「もしもし」
「あ、おはようございます。Wです。すみません、朝から・・。夕べ絵美さんが帰って来なかったんですけど・・。あなたと一緒ならいいんですが・・」
「あ、すみません。夜中にWさんを起こすのも悪いと思って・・。彼女ならここにいます」
「良かった・・。何度電話しても出ないし、心配で・・彼女起きてます?」
「いえ、まだ寝てますけど」
「やっぱり・・すぐ起こしてもらえます?朝から打ち合わせだって言っておいたのに・・」
電話の声で目を覚ましたのか、時計を見て飛び起き
「何で起こしてくれなかったの?わぁ大変だ。キャリーは?」
「ある訳ないだろ?ここは、お前の部屋じゃない。覚えてないのか?」
「わぁ、大変。Wさんに電話して、荷物持って来てもらって」
「聞こえました?すみませんが、荷物持って来てやってもらえますか?」
「ここに置きますからね。朝から打ち合わせだって言ったでしょ、ほんとに・・。朝が苦手なのは解かりますけど、もう少しゆとりを持てませんか?朝ご飯も食べなきゃいけないし」
「朝ご飯なんていらない。時間もないし」
「それは駄目です。ちゃんと食べないと身体が持ちませんよ」
「だったら先に行って、適当に注文しておいて。Wさん、先に食べてていいから」
「解かりました。とにかく急いで支度してくださいね」
「すみませんが、先に行ってますので、出来るだけ早く来る様に言って頂けますか?」
「はい。

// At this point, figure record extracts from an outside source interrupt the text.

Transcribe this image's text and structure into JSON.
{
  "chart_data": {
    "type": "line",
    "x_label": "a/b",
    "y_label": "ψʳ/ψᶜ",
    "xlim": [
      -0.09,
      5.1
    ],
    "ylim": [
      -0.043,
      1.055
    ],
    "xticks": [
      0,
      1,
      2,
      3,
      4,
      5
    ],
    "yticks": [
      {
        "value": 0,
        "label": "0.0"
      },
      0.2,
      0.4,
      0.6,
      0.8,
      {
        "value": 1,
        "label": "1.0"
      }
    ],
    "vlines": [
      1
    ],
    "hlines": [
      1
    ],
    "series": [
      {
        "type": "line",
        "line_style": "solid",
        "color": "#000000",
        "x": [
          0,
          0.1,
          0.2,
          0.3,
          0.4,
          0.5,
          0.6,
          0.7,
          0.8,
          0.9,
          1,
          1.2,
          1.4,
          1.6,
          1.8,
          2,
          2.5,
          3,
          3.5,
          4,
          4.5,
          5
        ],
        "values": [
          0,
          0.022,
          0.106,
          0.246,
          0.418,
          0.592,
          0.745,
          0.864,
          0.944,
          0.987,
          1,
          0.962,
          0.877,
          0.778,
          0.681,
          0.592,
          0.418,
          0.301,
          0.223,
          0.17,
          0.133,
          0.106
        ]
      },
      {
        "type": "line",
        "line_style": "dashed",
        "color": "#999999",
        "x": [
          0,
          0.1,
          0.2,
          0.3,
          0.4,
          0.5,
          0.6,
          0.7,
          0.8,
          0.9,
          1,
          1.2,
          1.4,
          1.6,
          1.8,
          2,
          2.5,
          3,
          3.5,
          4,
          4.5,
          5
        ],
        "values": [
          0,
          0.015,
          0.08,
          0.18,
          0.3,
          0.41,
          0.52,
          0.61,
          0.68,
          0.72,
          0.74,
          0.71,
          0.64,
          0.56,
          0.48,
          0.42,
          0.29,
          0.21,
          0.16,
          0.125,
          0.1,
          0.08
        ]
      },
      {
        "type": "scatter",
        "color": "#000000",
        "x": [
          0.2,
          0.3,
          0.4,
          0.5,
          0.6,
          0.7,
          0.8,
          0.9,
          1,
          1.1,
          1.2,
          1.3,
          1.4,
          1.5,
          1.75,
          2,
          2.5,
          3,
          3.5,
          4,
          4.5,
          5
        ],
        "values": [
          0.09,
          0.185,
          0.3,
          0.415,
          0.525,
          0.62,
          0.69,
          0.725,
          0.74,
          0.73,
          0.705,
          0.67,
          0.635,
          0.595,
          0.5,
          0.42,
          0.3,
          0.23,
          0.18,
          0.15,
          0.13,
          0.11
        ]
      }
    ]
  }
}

こちらこそ申し訳ありませんでした」
Wさんには申し訳なかったが、あの時チャイムを鳴らしていたら、Wさんの目をあんなに腫らさずに済んだかも知れない。
だが、この幸せも永遠になかったに違いない。
「大変だ」を連発しながら身支度を整え、
「じゃぁ」と駆け出し、
「忘れ物」と戻って、
「サランヘ」と俺にキスを残し、
「いってきます」と出て行った。
「それじゃ逆だろ?」
俺は、朝ご飯を一緒に食べたくなって、後を追いかけ、エレベーターの中でお返しをした。
今日の打ち合わせは、なぜか緊張していない。
許しを得て、彼が側についてくれている。
「昨日は、気が付かなかったけど、裕久さんといる愛夢さんって、えりかにも、愛にも由にも見えるんだけど・・。裕久さんも真珠や晋やソンジェとダブって見えるのは、僕達の気のせい?」
もうすぐ、家のリフォームが終わる。
俺は、待ちどうしくて仕方ない。
完成したら、お前と娘たちが越して来る。
俺の経験した事のない生活が始まる。